Spöttisch, bunt und laut: Die andalusische Stadt Cádiz beginnt mit Wettbewerben der Karnevalsgruppen im Teatro Falla. Ab dem Faschingswochenende dann geht es mit Flamencotänzern, Samba-Girls und afrikanischen Rhythmusbands durch die Innenstadt. Der Platz vor der Kathedrale bebt, wenn abends die „Cabalgata del humor“ durch die engen Gassen zieht. Zum Essen gibt es eine stachlige Spezialität: Seeigel. (spain.info/de).

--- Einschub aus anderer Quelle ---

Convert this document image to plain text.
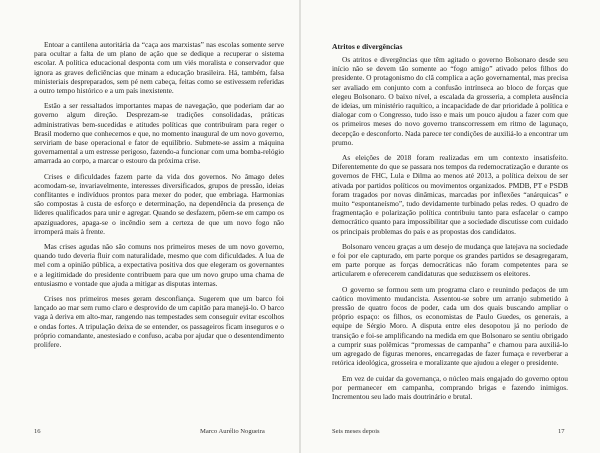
Entoar a cantilena autoritária da “caça aos marxistas” nas escolas somente serve para ocultar a falta de um plano de ação que se dedique a recuperar o sistema escolar. A política educacional desponta com um viés moralista e conservador que ignora as graves deficiências que minam a educação brasileira. Há, também, falsa ministeriais despreparados, sem pé nem cabeça, feitas como se estivessem referidas a outro tempo histórico e a um país inexistente.

Estão a ser ressaltados importantes mapas de navegação, que poderiam dar ao governo algum direção. Desprezam-se tradições consolidadas, práticas administrativas bem-sucedidas e atitudes políticas que contribuíram para reger o Brasil moderno que conhecemos e que, no momento inaugural de um novo governo, serviriam de base operacional e fator de equilíbrio. Submete-se assim a máquina governamental a um estresse perigoso, fazendo-a funcionar com uma bomba-relógio amarrada ao corpo, a marcar o estouro da próxima crise.

Crises e dificuldades fazem parte da vida dos governos. No âmago deles acomodam-se, invariavelmente, interesses diversificados, grupos de pressão, ideias conflitantes e indivíduos prontos para mexer do poder, que embriaga. Harmonias são compostas à custa de esforço e determinação, na dependência da presença de líderes qualificados para unir e agregar. Quando se desfazem, põem-se em campo os apaziguadores, apaga-se o incêndio sem a certeza de que um novo fogo não irromperá mais à frente.

Mas crises agudas não são comuns nos primeiros meses de um novo governo, quando tudo deveria fluir com naturalidade, mesmo que com dificuldades. A lua de mel com a opinião pública, a expectativa positiva dos que elegeram os governantes e a legitimidade do presidente contribuem para que um novo grupo uma chama de entusiasmo e vontade que ajuda a mitigar as disputas internas.

Crises nos primeiros meses geram desconfiança. Sugerem que um barco foi lançado ao mar sem rumo claro e desprovido de um capitão para manejá-lo. O barco vaga à deriva em alto-mar, rangendo nas tempestades sem conseguir evitar escolhos e ondas fortes. A tripulação deixa de se entender, os passageiros ficam inseguros e o próprio comandante, anestesiado e confuso, acaba por ajudar que o desentendimento prolifere.

Atritos e divergências

Os atritos e divergências que têm agitado o governo Bolsonaro desde seu início não se devem tão somente ao “fogo amigo” ativado pelos filhos do presidente. O protagonismo do clã complica a ação governamental, mas precisa ser avaliado em conjunto com a confusão intrínseca ao bloco de forças que elegeu Bolsonaro. O baixo nível, a escalada da grosseria, a completa ausência de ideias, um ministério raquítico, a incapacidade de dar prioridade à política e dialogar com o Congresso, tudo isso e mais um pouco ajudou a fazer com que os primeiros meses do novo governo transcorressem em ritmo de lagunaço, decepção e desconforto. Nada parece ter condições de auxiliá-lo a encontrar um prumo.

As eleições de 2018 foram realizadas em um contexto insatisfeito. Diferentemente do que se passara nos tempos da redemocratização e durante os governos de FHC, Lula e Dilma ao menos até 2013, a política deixou de ser ativada por partidos políticos ou movimentos organizados. PMDB, PT e PSDB foram tragados por novas dinâmicas, marcadas por inflexões “anárquicas” e muito “espontaneísmo”, tudo devidamente turbinado pelas redes. O quadro de fragmentação e polarização política contribuiu tanto para esfacelar o campo democrático quanto para impossibilitar que a sociedade discutisse com cuidado os principais problemas do país e as propostas dos candidatos.

Bolsonaro venceu graças a um desejo de mudança que latejava na sociedade e foi por ele capturado, em parte porque os grandes partidos se desagregaram, em parte porque as forças democráticas não foram competentes para se articularem e oferecerem candidaturas que seduzissem os eleitores.

O governo se formou sem um programa claro e reunindo pedaços de um caótico movimento mudancista. Assentou-se sobre um arranjo submetido à pressão de quatro focos de poder, cada um dos quais buscando ampliar o próprio espaço: os filhos, os economistas de Paulo Guedes, os generais, a equipe de Sérgio Moro. A disputa entre eles desopotou já no período de transição e foi-se amplificando na medida em que Bolsonaro se sentiu obrigado a cumprir suas polêmicas “promessas de campanha” e chamou para auxiliá-lo um agregado de figuras menores, encarregadas de fazer fumaça e reverberar a retórica ideológica, grosseira e moralizante que ajudou a eleger o presidente.

Em vez de cuidar da governança, o núcleo mais engajado do governo optou por permanecer em campanha, comprando brigas e fazendo inimigos. Incrementou seu lado mais doutrinário e brutal.

16	Marco Aurélio Nogueira	Seis meses depois	17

Madeira: Windbeutel und Spaßparade

Am Abend des Karnevalssamstags (14.2.) schiebt sich der große Allegorische Festzug in Funchal von der Praça da Autonomia bis zur Praça di Municipio. Die rund 1500 Teilnehmer tanzen in prächtigen Kostümen zu wilden Samba-Klängen an der ausgelassenen Menschenmenge vorbei. Beim „Trapalhão“am 17.2. darf jeder mitmachen. Danach snackt man das deftige Eiergericht Malassado oder Windbeutel (visitmadeira.com).

La Palma: Alles in weiß

Auf diese Reise nimmt man besser ältere Kleidung mit: Denn am Abend des Dia de los Indianos in Santa Cruz de La Palma werden die Klamotten nicht mehr wiederzuerkennen sein. Bei dem ausgelassenen Rosenmontagsbrauch auf der Kanareninsel versinkt ganz Santa Cruz und vor allem die zentrale Calle Real zu ohrenbetäubender kubanischer Livemusik unter einer weißen Puderwolke. Das Fest spielt auf die Emigranten an, die einst in die Karibik auswanderten und später wohlhabend in die Heimat zurückkehren und dort ungeniert ihren Reichtum und blass-weißen Teint (deshalb der Puder) zur Schau stellten (visitlapalma.es/experiencias).

Teneriffa: Federboas und Stöckelschuhlauf

Monatelang arbeiten fleißige Hände in Santa Cruz, um Kostüme und Wagen für den Karneval auf Teneriffa zu schmücken. Los geht‘s mit der Wahl der Karnevalskönigin. Höhepunkt ist der „Gran Coso“ am Faschingsdienstag, ein Riesenspektakel. Das offizielle Ende markiert die „Beerdigung der Sardine“, ein feierlicher Trauerzug am Aschermittwoch.

Tipp: Am Freitag nach Aschermittwoch nach Puerto de la Cruz zum Stöckelschuhlauf „Mascarita Ponte Tacon“: Dabei müssen als Frauen verkleidete Männer einen Parcours bewältigen.